There are four main ESM return codes defined in the ACIPARMS control block:
ACIAUTH 0
Authorization is granted
ACIDEFR 4
ESM is not there or defers
ACINOAC 8
Authorization is denied
ACIUNAV 20
ESM is not available (could not complete function)
Notes:
  1. Audit-only calls to the ESM support the ACIAUTH, ACIDEFR and ACIUNAV return codes.
  2. ACIAUTH and ACIDEFR return codes are handled the same: processing continues.
  3. If ACINOAC is received, the event will fail with an error message, or condition applicable to the event which was issued.

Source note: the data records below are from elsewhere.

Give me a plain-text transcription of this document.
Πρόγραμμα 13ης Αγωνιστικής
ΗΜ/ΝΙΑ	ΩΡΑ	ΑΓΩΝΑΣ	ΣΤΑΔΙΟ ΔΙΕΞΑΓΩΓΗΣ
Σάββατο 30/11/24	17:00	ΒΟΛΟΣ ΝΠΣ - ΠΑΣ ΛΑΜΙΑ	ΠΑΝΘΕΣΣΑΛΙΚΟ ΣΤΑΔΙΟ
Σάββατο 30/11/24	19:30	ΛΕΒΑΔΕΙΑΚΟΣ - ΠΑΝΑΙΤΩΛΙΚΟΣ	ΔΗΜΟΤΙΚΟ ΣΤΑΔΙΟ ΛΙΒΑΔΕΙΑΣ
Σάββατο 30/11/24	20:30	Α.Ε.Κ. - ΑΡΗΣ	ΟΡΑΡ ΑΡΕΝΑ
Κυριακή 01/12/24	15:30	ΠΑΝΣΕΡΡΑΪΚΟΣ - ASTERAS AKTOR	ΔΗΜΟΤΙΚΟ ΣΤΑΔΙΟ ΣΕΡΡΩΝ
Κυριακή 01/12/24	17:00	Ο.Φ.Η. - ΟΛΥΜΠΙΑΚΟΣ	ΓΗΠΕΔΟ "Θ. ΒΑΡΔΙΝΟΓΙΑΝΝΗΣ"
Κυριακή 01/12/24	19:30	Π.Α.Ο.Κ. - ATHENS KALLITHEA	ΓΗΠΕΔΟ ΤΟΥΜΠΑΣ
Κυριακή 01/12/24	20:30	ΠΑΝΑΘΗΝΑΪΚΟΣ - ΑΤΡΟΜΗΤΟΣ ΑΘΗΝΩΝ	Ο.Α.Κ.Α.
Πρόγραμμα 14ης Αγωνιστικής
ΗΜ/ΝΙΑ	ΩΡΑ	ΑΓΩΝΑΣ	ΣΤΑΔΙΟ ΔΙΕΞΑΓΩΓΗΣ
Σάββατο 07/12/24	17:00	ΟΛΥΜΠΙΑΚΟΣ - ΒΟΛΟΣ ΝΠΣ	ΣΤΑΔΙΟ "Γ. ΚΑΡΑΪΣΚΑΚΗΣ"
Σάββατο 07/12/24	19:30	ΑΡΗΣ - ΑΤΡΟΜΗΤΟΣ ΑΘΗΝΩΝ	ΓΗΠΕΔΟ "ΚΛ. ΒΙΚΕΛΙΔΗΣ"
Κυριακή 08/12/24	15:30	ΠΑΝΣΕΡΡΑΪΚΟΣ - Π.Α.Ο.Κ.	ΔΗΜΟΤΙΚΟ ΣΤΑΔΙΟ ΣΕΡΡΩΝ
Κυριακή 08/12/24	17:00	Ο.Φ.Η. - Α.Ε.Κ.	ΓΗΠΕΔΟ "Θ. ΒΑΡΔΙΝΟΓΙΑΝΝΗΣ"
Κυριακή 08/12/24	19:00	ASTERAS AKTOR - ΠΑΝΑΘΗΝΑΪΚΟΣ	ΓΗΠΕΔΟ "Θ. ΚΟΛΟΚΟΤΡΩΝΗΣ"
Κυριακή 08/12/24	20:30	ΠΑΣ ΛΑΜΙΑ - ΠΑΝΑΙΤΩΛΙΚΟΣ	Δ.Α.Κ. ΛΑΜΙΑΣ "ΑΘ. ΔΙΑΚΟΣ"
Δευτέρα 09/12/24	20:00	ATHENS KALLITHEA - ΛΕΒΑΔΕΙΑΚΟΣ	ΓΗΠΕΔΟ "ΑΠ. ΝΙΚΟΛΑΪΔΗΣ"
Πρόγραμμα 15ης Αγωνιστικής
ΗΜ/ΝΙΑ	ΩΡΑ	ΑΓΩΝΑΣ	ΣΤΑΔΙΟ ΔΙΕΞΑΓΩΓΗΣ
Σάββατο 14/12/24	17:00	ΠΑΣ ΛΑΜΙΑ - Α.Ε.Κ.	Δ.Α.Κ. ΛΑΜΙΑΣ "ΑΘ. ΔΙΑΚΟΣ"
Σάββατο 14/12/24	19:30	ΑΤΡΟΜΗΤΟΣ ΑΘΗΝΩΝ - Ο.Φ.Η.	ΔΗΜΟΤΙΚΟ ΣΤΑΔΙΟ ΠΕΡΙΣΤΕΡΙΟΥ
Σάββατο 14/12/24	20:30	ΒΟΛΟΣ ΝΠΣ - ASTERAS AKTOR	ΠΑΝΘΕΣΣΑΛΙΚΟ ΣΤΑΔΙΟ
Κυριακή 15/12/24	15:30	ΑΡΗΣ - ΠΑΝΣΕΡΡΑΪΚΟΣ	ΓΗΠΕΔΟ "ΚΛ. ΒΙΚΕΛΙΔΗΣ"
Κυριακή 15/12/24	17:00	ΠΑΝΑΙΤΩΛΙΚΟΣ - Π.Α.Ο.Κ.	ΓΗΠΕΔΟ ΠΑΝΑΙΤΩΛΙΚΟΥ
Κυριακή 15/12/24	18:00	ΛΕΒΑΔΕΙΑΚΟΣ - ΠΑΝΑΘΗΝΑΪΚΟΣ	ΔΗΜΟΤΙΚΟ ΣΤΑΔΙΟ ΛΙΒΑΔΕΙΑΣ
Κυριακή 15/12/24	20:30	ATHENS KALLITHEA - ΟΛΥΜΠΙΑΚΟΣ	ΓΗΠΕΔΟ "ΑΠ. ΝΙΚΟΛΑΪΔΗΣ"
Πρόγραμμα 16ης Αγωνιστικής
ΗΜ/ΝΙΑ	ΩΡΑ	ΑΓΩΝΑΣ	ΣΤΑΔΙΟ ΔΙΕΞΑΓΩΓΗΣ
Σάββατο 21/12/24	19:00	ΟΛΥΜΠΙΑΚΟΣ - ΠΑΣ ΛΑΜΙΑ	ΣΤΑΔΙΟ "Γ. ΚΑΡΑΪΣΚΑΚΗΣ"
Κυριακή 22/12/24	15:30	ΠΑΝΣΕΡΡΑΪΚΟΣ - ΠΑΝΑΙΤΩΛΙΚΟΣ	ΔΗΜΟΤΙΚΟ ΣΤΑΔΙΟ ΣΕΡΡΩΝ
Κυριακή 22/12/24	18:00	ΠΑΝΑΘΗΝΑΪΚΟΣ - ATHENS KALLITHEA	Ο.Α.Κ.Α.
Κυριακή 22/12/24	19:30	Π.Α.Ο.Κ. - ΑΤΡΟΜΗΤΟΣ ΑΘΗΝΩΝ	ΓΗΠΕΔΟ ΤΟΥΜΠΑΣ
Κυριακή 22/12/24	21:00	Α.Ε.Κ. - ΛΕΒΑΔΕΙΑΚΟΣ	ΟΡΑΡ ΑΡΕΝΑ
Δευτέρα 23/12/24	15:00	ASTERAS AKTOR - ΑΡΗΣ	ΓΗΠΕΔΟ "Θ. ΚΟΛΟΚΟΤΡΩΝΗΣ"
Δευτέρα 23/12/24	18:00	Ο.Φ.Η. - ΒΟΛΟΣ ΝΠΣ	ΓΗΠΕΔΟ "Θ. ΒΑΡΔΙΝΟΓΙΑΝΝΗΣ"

  4. If ACIUNAV is returned then the event will not be allowed. Most commands fail with message: 
    6525E    The ESM is unavailable

    Diagnose codes and system functions end with various failing return conditions.

LOGON, AUTOLOG, XAUTOLOG POSIX SET ID, POSIX GROUP DATABASE QUERY, and POSIX USER DATABASE QUERY ESM calls recognize additional return codes. These are documented in CP Calls to the ACI.